Personal information
- Full name: Mauro Esteban Navas Dellepiani
- Date of birth: 20 October 1974 (age 50)
- Place of birth: Buenos Aires, Argentina
- Height: 1.76 m (5 ft 9 in)
- Position(s): Right-back

Team information
- Current team: Boca Juniors (youth coach)

Senior career*
- Years: Team / Apps / (Gls)
- 1994–1995: Banfield / 41 / (0)
- 1996–1997: Racing Club / 70 / (0)
- 1997–1999: Udinese / 33 / (0)
- 1999–2003: Espanyol / 93 / (0)
- 2003: → Boca Juniors (loan) / 1 / (0)
- 2003–2004: Leganés / 26 / (1)
- 2004–2005: Almagro / 18 / (0)
- 2006–2007: Temperley / 32 / (0)
- 2007–2008: Comunicaciones / 17 / (0)
- Total:  / 331 / (1)

Managerial career
- 2008–2009: Chacarita Juniors (assistant)
- 2010: Chacarita Juniors
- 2011: Platense
- 2012: Boca Juniors (youth coach)
- 2014–2016: Boca Juniors (assistant)
- 2016–2018: Al-Wasl (assistant)
- 2019: Fénix
- 2020–: Boca Juniors (youth coach)

= Mauro Navas =

Argentine retired footballer (born 1974)

Mauro Esteban Navas Dellepiani (born 20 October 1974) is an Argentine former footballer who played as a right back, and current youth coach at Boca Juniors.

His professional career was spent, other than in his country, where he played in various clubs and divisions, in Italy and Spain. In the latter nation, he played four years with Espanyol in La Liga.

==Club career==
Navas was born in Buenos Aires. After appearing prominently in his country for Club Atlético Banfield and Racing Club de Avellaneda, he signed with Italian club Udinese Calcio.

During the next four seasons he played in Spain with RCD Espanyol, starting in his first year – which ended with the conquest of the Copa del Rey – and appearing regularly for the Barcelona-based side in the following campaigns. After a sole season in the same country with lowly CD Leganés, he returned to his homeland in 2004, continuing to play mainly in the lower leagues (he had a brief spell in the Primera División, with modest Club Almagro).

==Coaching career==
In November 2008, Navas was appointed assistant coach of Ricardo Zielinski at Chacarita Juniors. He left the position in July 2009.

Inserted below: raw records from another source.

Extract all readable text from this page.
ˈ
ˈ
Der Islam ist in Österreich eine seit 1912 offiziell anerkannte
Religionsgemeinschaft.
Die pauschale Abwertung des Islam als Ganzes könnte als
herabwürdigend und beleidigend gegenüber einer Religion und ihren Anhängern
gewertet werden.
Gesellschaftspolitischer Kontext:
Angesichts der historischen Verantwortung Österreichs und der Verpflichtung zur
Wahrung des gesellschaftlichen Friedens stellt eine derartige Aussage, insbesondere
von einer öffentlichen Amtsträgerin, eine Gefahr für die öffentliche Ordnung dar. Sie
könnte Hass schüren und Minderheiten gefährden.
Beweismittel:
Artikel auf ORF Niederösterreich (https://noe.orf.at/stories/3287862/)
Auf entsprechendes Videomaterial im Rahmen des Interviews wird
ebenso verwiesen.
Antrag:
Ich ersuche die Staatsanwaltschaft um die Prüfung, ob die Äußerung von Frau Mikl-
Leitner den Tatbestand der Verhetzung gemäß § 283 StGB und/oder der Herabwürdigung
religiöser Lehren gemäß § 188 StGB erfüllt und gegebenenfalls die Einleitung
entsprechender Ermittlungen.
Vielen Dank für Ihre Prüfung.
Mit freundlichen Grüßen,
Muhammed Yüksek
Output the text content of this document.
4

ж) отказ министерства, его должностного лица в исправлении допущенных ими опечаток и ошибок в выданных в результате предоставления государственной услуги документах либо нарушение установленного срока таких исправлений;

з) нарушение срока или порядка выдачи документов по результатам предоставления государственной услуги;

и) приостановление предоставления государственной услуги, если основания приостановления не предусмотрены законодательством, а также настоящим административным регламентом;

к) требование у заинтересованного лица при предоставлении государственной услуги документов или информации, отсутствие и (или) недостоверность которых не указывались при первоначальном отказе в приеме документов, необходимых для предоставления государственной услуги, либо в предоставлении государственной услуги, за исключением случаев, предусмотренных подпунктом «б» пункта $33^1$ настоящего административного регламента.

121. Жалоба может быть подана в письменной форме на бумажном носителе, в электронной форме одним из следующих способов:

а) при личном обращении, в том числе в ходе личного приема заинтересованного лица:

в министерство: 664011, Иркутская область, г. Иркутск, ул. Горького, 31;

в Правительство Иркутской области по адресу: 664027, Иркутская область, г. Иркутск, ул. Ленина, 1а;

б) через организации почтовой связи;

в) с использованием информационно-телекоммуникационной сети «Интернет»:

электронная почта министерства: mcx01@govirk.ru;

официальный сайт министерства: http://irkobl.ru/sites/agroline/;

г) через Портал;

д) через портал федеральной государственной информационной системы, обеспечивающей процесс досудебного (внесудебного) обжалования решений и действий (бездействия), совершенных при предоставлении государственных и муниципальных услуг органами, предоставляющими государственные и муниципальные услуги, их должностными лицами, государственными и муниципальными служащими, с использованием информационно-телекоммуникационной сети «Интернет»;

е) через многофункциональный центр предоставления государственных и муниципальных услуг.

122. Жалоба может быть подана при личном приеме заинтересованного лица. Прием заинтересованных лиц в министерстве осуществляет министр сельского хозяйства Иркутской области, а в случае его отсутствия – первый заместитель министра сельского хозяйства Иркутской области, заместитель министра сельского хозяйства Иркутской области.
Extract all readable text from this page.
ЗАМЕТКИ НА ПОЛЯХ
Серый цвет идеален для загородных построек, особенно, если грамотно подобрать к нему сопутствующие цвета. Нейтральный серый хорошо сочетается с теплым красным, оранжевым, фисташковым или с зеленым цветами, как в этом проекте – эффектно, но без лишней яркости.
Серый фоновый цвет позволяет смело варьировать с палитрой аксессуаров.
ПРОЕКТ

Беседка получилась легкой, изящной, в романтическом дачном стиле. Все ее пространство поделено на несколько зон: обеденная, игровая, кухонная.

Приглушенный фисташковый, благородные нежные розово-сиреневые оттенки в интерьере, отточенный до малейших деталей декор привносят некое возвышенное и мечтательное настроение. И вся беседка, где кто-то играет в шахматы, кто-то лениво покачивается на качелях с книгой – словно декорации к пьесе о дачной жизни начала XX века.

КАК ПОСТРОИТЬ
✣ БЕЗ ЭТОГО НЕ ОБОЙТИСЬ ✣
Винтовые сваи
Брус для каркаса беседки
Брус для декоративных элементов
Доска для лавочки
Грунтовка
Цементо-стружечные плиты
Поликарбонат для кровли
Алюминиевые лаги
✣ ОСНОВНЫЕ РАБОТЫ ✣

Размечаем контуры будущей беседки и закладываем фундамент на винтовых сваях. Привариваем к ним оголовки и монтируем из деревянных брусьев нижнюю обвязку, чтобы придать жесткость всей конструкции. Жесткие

On 22 March 2010 Navas was appointed manager of Chacarita Juniors who had just dismissed Fernando Gamboa, fired after the 0–2 away defeat against Club Atlético Huracán. However, he lasted less than one month at the helm of the team, leaving on 19 April. At the end of December 2010, Navas was appointed manager of Platense. He was in charge for 11 games, before his contract was terminated by mutual consent.

In 2012, Navas was hired as a youth coach at his former club Boca Juniors.

At the end of August 2014, Navas returned to Boca Juniors as an assistant coach under manager Rodolfo Arruabarrena. In June 2016, Navas followed Arruabarrena to Al Wasl, once again functioning as his assistant.

On 11 June 2019, Navas was appointed manager of Fénix. After poor results, Navas was released on 16 October 2019. In 2020, he returned to Boca Juniors as a youth coach.